Yaşadığımız yüzyılda sosyal medyaya karşı çıkmak bir anlam ifade etmemektedir. Aksine yapılması gereken, bütün bir insanlığı kurtaracak iyi, güzel ve ahlaki değerler gibi temel ilkelere bağlı yeni bir yayın siyaseti geliştirmek ve bunu kalıcı hale getirmektir. Hiç kuşkusuz medya tüm unsurlarıyla kişilik, kimlik, inançlar ve değerler alanında olumlu ve olumsuz güçlü etkiler meydana getirmektedir. Sanal âlem de denilen bu âlem gün geçtikçe ve hem de hızlı bir şekilde yeni gelişmelerin yaşanmasına tanık olmaktayız. Bunların başında adına Metaverse denilen “evren ötesi” yeni bir paylaşım alanı gelmektedir. İçinde tüm dijital dünyaların bulunduğu kurgusal bir alan olan metaverse, kripto paralarla sanal âlem satışlarını da hızlandırmakla kalmadı, sanal yolla dini meselelerde bu tartışmanın içine dahil oldu. Sanal gerçeklik teknolojisi sınırları zorlayan yeni pek çok konunun da avatarları yoluyla gündemimize girmeye başladı. Biz Müslümanların gündemine evren ötesi yolla sanal hac ve umre yapmanın mümkün olup olamayacağı meselesi de girdi.
Geçtiğimiz günlerde Suudi Arabistan metaverse dünyasına adım atmak suretiyle Kabe ve hac mekanlarının simülasyonunu sanal âleme taşıdı, Müslümanların Kâbe üzerindeki Hacerülesved taşını sanal olarak ziyaret etmelerini sağlayan bir girişimi başlattı. Bu durum, Hac ziyaretlerinin Metaverse evrenine taşınması tartışmalarını da beraberinde getirdi. İşin dini boyutunu bilmeyen çevreler, sanal ortamda hac ve umre ibadetinin söz konusu olup olamayacağını tartışmaya açtı.
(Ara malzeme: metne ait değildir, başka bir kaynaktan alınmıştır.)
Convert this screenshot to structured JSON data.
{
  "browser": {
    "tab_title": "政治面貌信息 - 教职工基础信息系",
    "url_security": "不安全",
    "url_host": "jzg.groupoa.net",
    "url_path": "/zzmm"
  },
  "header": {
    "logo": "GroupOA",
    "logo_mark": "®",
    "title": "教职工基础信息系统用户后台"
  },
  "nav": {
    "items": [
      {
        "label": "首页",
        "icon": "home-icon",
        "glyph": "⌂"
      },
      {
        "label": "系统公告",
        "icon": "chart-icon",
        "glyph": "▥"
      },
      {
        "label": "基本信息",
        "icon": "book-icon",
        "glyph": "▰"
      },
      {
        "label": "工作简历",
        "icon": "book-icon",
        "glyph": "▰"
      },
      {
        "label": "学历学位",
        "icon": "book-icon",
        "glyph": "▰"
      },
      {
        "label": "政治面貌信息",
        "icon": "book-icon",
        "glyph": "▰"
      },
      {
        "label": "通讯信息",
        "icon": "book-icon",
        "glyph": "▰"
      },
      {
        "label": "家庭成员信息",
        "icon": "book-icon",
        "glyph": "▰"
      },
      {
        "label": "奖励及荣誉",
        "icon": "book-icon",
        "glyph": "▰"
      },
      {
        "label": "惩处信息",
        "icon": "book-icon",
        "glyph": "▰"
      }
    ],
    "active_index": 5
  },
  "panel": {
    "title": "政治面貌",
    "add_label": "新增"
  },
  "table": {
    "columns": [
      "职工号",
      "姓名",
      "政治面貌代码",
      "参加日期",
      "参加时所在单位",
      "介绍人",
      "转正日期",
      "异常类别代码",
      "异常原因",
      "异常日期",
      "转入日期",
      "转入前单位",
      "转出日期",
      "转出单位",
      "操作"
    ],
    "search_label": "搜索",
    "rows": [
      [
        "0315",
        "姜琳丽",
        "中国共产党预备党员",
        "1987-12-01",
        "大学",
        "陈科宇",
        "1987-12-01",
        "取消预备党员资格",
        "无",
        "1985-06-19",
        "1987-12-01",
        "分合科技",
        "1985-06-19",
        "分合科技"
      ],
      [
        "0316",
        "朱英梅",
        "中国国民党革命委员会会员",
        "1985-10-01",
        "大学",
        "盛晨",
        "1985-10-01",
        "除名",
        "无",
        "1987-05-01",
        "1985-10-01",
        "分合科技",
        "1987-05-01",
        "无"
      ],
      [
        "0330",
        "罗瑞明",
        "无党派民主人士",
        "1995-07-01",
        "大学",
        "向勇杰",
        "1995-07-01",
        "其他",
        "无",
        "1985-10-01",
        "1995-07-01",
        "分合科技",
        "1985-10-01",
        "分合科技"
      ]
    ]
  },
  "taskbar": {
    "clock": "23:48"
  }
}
Dijital bir teknoloji ürünü olan metaverse yoluyla kutsal mekânları tanıtmak, hac ve umre ziyaretini yapacak kimselere eğitim vermek için bu imkânları kullanmada bir beis yoktur. Faydalı da olur. Ancak, gerek salgın hastalık ve gerekse kota engeliyle sittin sene Hac ve umre yapmaktan mahrum olan ya da olacak olan Müslümanlara metaverse yoluyla Hac ve Umre yaptırmak mümkün değildir. Bu olsa olsa tanıtım ve eğitim amaçlı olabilir. Gerek Kur’an ve gerekse hadislerden hareketle söylemek gerekirse Hac ve Umre hem mali ve hem de bedeni bir ibadettir. Bu iki ibadetin ifası için bizzat fiziki olarak Hac ya da Umre için Kabe’de bulunmak gerekmektedir. Metaverse ile sanal ortamda umre ya da hac yapılamaz.